Video footage taken by a helicopter for CBS Philadelphia station KYW-TV flying over the prison early Thursday showed dozens of inmates being led out onto a paved recreation area and made to lie face down. It was not immediately clear which building they were brought out of. It also was not clear if they were the recently released inmates or if they were among those released on Wednesday.
Delaware Gov. John Carney said the priority now is to determine what happened and why.
In a statement released Thursday, the new Democratic governor said officials will “hold accountable anyone who was responsible” for taking the hostages. He said officials will “make whatever changes are necessary to ensure nothing like it ever happens again.”
Speaking Thursday, he said he had ordered flags in the state to fly at half-staff to honor the fallen correctional officer, calling it a “very sad day.” He expressed sympathies to Floyd’s family.
“After a torturous, 15-hour ordeal that went through the night, we learned of Sgt. Floyd’s demise,” Carney said. “My prayers all day yesterday was that this event would end with a different result. But it didn’t.”
The inmates told a local newspaper that concerns about their treatment and the leadership of the United States had prompted their actions.
A preliminary investigation suggests the disturbance began about 10:30 a.m. when a correctional officer inside Building C, which houses more than 100 inmates, radioed for immediate assistance, Delaware State Police spokesman Sgt. Richard Bratz said. Other officers responded to help, and the employees were taken hostage, he said.
Coupe said authorities don’t know “the dynamics of the takeover” or whether inmates had been held against their will.
One of the freed employees was taken to a hospital with injuries that were not life-threatening, authorities said. The condition of the second wasn’t immediately available.
Earlier in the day, inmates reached out to The News Journal in Wilmington in two phone calls to explain their actions and make demands. Prisoners funneled the calls to the paper with the help of one inmate’s fiancee and another person’s mother. The mother told the paper that her son was among the hostages.
In that call, an inmate said their reasons “for doing what we’re doing” included “Donald Trump. Everything that he did. All the things that he’s doing now. We know that the institution is going to change for the worse.”
That caller said education for prisoners was the inmates’ priority.

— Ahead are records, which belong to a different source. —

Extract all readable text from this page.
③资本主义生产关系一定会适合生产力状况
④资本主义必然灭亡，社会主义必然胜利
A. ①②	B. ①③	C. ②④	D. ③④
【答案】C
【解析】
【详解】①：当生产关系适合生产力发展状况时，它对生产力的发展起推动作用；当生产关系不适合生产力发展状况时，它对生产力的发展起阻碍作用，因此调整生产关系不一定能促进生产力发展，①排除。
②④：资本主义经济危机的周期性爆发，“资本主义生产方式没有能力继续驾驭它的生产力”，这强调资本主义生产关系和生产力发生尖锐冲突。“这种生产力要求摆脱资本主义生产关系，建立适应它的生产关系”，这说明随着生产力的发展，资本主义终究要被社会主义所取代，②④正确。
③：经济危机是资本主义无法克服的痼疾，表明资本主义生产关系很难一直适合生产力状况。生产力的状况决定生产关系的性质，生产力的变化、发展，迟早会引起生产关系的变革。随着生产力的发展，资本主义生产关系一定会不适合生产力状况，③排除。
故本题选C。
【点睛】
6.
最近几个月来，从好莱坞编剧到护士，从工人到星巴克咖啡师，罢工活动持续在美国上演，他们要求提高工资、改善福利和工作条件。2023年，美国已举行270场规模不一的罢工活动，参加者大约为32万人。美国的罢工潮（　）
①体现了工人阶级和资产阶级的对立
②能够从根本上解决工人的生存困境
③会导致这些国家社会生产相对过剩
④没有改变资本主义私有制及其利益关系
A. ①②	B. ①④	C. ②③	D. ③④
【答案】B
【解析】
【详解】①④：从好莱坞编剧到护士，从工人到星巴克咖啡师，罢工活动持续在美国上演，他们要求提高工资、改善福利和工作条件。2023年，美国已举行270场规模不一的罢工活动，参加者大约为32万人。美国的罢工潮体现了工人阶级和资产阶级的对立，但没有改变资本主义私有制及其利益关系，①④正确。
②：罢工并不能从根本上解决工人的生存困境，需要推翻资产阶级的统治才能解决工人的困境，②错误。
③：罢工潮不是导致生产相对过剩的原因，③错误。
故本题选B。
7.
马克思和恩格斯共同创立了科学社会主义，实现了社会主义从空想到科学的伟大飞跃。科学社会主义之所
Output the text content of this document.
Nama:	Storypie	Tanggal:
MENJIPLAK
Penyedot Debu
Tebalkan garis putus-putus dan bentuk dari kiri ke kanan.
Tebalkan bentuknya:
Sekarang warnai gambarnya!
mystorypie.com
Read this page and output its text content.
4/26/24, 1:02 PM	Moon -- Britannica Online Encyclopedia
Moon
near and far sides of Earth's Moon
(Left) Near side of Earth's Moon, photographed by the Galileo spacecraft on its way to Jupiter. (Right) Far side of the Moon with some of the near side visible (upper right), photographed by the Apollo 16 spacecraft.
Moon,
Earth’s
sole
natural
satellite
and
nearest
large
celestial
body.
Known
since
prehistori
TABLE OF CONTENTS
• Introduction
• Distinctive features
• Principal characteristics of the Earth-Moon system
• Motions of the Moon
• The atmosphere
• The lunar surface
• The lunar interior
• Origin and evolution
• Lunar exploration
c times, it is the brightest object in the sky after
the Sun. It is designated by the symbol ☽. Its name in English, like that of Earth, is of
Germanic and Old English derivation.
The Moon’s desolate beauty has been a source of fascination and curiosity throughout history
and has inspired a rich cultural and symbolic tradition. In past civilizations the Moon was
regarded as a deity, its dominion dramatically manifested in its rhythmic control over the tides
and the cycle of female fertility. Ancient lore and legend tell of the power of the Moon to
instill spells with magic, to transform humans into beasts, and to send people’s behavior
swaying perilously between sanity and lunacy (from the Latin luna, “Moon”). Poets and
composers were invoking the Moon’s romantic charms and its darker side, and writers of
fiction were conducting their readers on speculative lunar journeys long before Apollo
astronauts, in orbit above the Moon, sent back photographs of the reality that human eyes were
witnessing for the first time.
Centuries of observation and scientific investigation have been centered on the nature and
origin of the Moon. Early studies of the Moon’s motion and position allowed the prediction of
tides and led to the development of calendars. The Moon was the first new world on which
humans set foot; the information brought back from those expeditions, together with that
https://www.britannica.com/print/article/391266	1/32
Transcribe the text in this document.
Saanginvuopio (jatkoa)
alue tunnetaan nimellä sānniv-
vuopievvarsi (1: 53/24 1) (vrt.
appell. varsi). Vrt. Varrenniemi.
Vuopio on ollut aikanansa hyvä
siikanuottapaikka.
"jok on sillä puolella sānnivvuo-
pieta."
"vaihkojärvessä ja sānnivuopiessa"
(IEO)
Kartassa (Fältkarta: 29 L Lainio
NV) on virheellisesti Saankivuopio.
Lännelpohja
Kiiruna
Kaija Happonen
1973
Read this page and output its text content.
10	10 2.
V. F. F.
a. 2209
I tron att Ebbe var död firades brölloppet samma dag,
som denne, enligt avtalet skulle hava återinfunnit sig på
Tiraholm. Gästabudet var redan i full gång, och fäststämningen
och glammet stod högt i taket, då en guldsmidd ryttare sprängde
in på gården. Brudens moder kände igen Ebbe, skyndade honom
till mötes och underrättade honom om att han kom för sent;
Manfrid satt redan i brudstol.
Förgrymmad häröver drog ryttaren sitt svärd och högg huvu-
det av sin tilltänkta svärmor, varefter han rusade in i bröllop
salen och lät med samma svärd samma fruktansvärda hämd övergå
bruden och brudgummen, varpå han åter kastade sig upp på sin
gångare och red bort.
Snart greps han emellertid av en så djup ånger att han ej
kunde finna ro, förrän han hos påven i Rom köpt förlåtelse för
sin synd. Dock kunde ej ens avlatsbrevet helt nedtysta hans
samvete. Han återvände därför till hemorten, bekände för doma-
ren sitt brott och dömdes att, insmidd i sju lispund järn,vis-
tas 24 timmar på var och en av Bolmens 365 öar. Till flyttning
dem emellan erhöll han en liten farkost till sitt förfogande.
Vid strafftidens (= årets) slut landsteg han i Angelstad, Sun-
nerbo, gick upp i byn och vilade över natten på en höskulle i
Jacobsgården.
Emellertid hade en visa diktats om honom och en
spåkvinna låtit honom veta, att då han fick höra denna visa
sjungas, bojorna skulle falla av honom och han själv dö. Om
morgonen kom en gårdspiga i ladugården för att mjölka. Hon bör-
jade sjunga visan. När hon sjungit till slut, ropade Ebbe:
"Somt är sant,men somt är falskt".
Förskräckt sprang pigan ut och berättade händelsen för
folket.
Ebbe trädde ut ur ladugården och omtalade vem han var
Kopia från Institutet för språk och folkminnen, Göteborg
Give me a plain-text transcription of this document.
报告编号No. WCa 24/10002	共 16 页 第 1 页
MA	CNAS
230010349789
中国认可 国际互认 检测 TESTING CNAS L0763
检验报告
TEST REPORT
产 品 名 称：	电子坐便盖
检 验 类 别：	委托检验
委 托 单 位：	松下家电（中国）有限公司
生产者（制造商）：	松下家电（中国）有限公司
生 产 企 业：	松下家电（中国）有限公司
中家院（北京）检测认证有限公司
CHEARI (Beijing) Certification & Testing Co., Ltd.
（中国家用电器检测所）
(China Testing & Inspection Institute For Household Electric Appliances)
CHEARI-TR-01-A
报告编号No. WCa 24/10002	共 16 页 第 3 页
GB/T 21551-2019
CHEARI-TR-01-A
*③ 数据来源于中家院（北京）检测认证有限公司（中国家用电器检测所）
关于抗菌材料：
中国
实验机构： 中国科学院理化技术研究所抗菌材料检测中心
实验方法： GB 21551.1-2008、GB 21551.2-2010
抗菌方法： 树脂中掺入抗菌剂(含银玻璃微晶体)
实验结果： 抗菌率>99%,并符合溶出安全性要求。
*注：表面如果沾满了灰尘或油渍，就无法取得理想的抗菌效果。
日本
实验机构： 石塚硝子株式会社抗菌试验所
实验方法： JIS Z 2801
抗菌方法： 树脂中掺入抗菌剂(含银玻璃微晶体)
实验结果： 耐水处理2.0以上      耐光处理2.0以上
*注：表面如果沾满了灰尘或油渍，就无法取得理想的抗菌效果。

They also said they want effective rehabilitation for all prisoners and information about how money is allocated to prisons.
According to the department’s website, the prison is Delaware’s largest correctional facility for men, with about 2,500 inmates. It houses minimum, medium and maximum security inmates, and also houses Kent County detainees awaiting trial.
It employs 1,500 corrections officers, according to Bruce Rogers, counsel for the Correctional Officers Association of Delaware.
In 2004, an inmate at the Smyrna prison raped a counselor and took her hostage for nearly seven hours, according to an Associated Press report at the time. A department sharpshooter later shot and killed 45-year-old Scott Miller, according to the report, ending the standoff.